PPI Focused Library by 2P2I and iPPIDB dataset and the Rule of Four
This library was created on the basis of the study done by X. Morelli et al . The analysis of the 2P2I (http://2p2idb.cnrs-mrs.fr) and iPPIDB (https://ippidb.pasteur.fr/) dataset determined a group of structural and chemical features that were recognized as the Rule of Four (Fig. 2). The rule was used as a filter to accelerate the process of identification of potential PPI inhibitors and their application resulted in the library containing over 4,600 compounds. All the compounds were passed through PAINS filters.
Figure 2. A group of proteins presented in the study that illustrates the concept of the Rule of Four.
PPI Focused Library by 2D Similarity Search vs Binding DB, Pubmed DB
Using Binding DB and Pubmed DB (BioAssays - 1,817), a reference set of small organic molecules with activity in 28 PPI assays towards the following 7 targets was collected [5,6]:
- Toll-like receptor 4
- Hepatitis C virus core protein (dimerization inhibition)
- Tyrosine-protein kinase TYRO11
- runt-related transcription factor 1 isoform AML1c
- core-binding factor beta subunit isoform 1
- mitogen-activated protein kinase 2 (MAP2)
- mitogen-activated protein kinase 3 (MAP3)
After filtering and merging their activity data, the resulting 10,000 unique compounds were obtained and further used as a basis for the library design. The MDL public keys and the Tanimoto similarity cut-off 90 % were applied to the Life Chemicals HTS Compound Collection that enabled picking up almost 19,900 compounds.
- Mabonga L, Kappo AP. Protein-protein interaction modulators: advances, successes and remaining challenges. Biophys Rev. 2019;11(4):559-581.
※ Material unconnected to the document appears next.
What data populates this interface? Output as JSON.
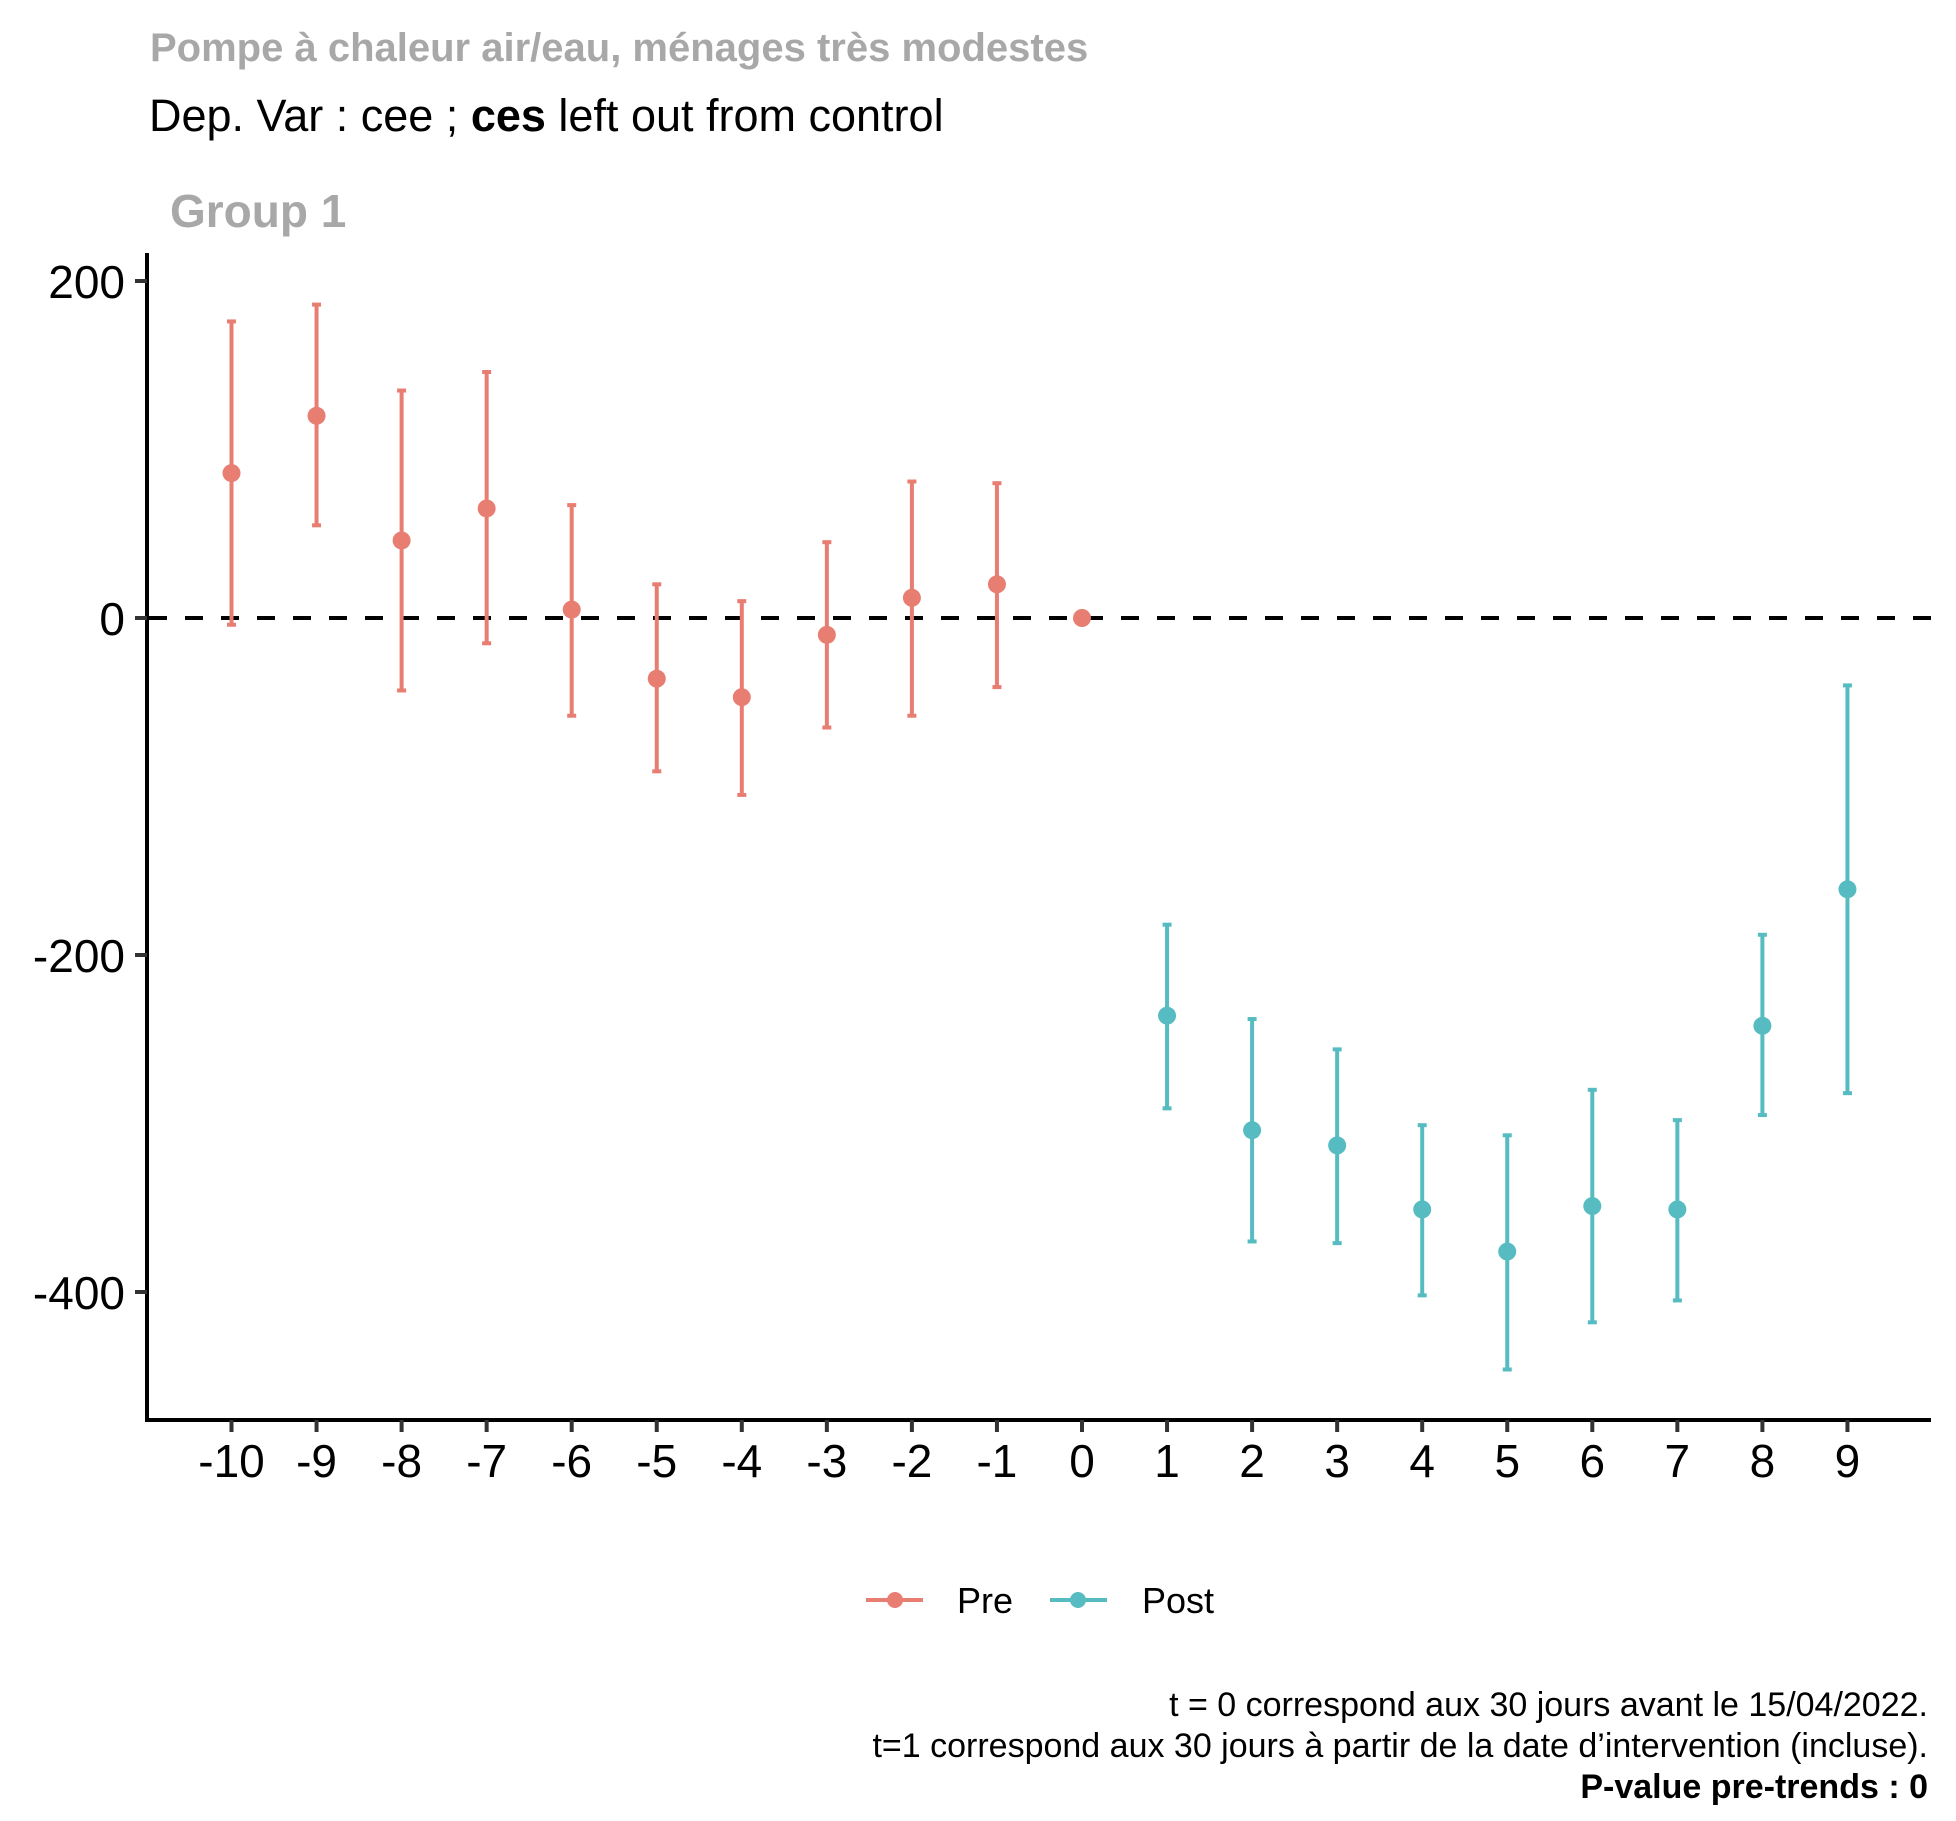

- Macalino SJY, Basith S, Clavio NAB, Chang H, Kang S, Choi S. Evolution of In Silico Strategies for Protein-Protein Interaction Drug Discovery. Molecules. 2018;23(8):1963.
- Designing focused chemical libraries enriched in protein-protein interaction inhibitors using machine learning methods. Reynès C, Host H, Camproux AC et al. PLoSComput Biol. 2010 Mar 5;6(3):e1000695.
- Higueruelo A.P. , Jubb H., Blunde T.L. TIMBAL v2: update of a database holding small molecules modulating protein-protein interactions. Database (Oxford). 2013; 2013: bat039.
- Morelli X, Bourgeas R, Roche P: Chemical and structural lessons from recent successes in protein-protein interaction inhibition (2P2I). Curr Opin Chem Biol 2011,15:475-481
- Ran X., Gestwicki J.E. Inhibitors of Protein-Protein Interactions (PPIs): An Analysis of Scaffold Choices and Buried Surface Area. Curr Opin Chem Biol. 2018; 44: 75–86.